The devastating news that youth unemployment now tops the one million mark makes clear that some of the most vulnerable and disadvantaged young people in the UK are paying with their livelihoods for an economic crisis they did not cause.
With two in every five of all 16 and 17-year-olds now out of work, why is their plight being ignored?
Perhaps it's the sense that the tragedy of youth unemployment is just one thorn in a bed of roses. Perhaps it's the result of a welfare system that targets support to those aged eighteen and above - those 'adults' who are more visible, who have the right to vote, and whose voice is therefore heard above the crowd.
Ignoring those who are dismissively termed 'NEET' (not in education, employment or training) is a flawed strategy. Unemployment must be tackled from the root - which means rescuing young people earlier on from the unrelenting grip of long term unemployment and the benefits trap.
This week, Barnardo's has launched a new report called 'Levelling the Playing Field: Achieving Social Mobility for 16 and 17-year-olds'. The report reflects our vision to see a truly level playing field for young people, where social mobility becomes a reality rather than just rhetoric, and where the most disadvantaged are given opportunities to reach their potential, regardless of the circumstances they were born into.
The conclusions of our report were stark: unemployment among 16 and 17-year-olds has almost doubled over the past decade and many of the ring-fenced, centrally allocated budgets that funded services for this age group have been cut or drastically reduced. For each unemployed young person, being out of work for just six months leaves a 'wage scar' that is detrimental to their future earning potential later in life. All this is in addition to the negative social implications young people face when they are not employed, including real damage to self-esteem and confidence.
The challenges of a sluggish economy and failing job market cannot justify the cost and the moral disgrace of leaving an entire generation to become lost in transition. In fact, I believe now more than ever the right time for us to invest in young people. Not just because of the moral argument but because it makes financial sense. Keeping a young person out of work is almost as expensive as it is to create a job for them as each unemployed young person costs public services an average amount of £56,000 over their lifetime. Catching a young person when they are 16 or 17 and engaging them in a programme of alternative education or training is a far better and cheaper alternative that will reap much greater return.
Let me give you an example of how this would work in practice. Ashleigh, 18, is one of more than 3,000 young people Barnardo's helps out of the traps of benefit-dependency and long term unemployment every year.

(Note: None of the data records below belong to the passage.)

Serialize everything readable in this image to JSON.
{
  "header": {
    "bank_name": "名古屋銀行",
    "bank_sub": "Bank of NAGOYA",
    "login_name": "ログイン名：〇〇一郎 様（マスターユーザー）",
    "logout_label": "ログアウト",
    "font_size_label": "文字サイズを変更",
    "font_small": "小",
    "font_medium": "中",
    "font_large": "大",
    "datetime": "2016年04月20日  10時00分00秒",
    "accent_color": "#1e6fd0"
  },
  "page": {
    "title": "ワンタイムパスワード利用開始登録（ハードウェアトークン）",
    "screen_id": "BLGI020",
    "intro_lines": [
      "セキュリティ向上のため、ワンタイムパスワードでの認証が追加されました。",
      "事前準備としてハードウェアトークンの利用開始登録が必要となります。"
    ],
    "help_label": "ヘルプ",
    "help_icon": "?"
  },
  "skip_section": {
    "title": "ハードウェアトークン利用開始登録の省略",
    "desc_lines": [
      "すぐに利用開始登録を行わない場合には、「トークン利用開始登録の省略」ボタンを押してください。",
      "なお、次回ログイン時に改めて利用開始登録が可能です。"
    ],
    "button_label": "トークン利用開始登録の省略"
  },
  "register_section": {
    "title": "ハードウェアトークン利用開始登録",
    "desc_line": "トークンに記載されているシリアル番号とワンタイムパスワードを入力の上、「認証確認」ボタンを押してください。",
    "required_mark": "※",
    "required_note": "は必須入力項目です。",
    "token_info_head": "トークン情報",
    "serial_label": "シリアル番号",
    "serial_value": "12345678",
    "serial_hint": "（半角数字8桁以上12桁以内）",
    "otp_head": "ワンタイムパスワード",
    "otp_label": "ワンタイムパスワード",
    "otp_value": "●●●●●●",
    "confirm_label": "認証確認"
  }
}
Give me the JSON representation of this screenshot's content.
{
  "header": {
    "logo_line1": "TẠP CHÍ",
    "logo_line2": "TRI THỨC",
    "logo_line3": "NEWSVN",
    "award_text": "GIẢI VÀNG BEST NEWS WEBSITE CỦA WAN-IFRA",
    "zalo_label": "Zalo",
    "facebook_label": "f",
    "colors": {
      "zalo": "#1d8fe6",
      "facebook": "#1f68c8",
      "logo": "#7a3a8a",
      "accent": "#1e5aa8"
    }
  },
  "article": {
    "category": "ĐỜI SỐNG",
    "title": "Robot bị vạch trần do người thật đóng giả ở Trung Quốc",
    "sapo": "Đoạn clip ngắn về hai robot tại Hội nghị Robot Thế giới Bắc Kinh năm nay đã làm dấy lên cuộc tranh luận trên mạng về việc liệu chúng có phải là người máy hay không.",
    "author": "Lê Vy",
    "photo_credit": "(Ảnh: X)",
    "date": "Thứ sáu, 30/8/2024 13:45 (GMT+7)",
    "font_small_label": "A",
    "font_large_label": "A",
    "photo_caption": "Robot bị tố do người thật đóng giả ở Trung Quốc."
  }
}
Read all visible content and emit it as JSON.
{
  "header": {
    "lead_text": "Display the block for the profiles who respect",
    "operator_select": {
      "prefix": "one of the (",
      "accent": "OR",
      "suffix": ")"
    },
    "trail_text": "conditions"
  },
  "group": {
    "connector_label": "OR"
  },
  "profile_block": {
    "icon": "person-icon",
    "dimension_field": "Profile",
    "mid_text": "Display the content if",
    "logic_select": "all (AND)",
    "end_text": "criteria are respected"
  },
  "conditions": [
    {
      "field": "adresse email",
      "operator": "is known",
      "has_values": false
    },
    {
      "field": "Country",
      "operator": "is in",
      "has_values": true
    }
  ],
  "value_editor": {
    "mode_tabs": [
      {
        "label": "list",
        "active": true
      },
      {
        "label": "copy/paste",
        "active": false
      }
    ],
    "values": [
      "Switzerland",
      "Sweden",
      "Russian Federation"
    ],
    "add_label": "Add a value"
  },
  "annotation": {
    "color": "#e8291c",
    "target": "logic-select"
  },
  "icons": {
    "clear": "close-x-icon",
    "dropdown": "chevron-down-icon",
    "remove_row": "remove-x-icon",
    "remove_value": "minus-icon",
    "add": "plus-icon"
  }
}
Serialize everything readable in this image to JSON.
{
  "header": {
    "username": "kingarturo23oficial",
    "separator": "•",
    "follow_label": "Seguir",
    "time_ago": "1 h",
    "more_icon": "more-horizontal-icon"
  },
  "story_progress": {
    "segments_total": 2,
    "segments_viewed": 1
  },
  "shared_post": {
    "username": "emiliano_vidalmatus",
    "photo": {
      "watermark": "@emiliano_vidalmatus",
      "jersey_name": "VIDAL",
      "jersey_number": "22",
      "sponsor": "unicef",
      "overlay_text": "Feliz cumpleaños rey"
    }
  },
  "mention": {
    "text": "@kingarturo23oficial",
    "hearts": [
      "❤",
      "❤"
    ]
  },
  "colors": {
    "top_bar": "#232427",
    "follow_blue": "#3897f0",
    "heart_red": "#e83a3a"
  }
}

Her chaotic childhood meant she couldn't concentrate at school. At 15, she decided school wasn't for her, so she dropped out, feeling like a failure. No-one went out of their way to help Ashleigh, and she kept herself to herself for three years, just "hanging around with friends".
When she reached 18, Ashleigh thought she ought to try and go back to college. She says, "I got to a point where I started thinking, 'am I just going to live like this, on benefits, for the rest of my life?'" That was when she decided to get back into education.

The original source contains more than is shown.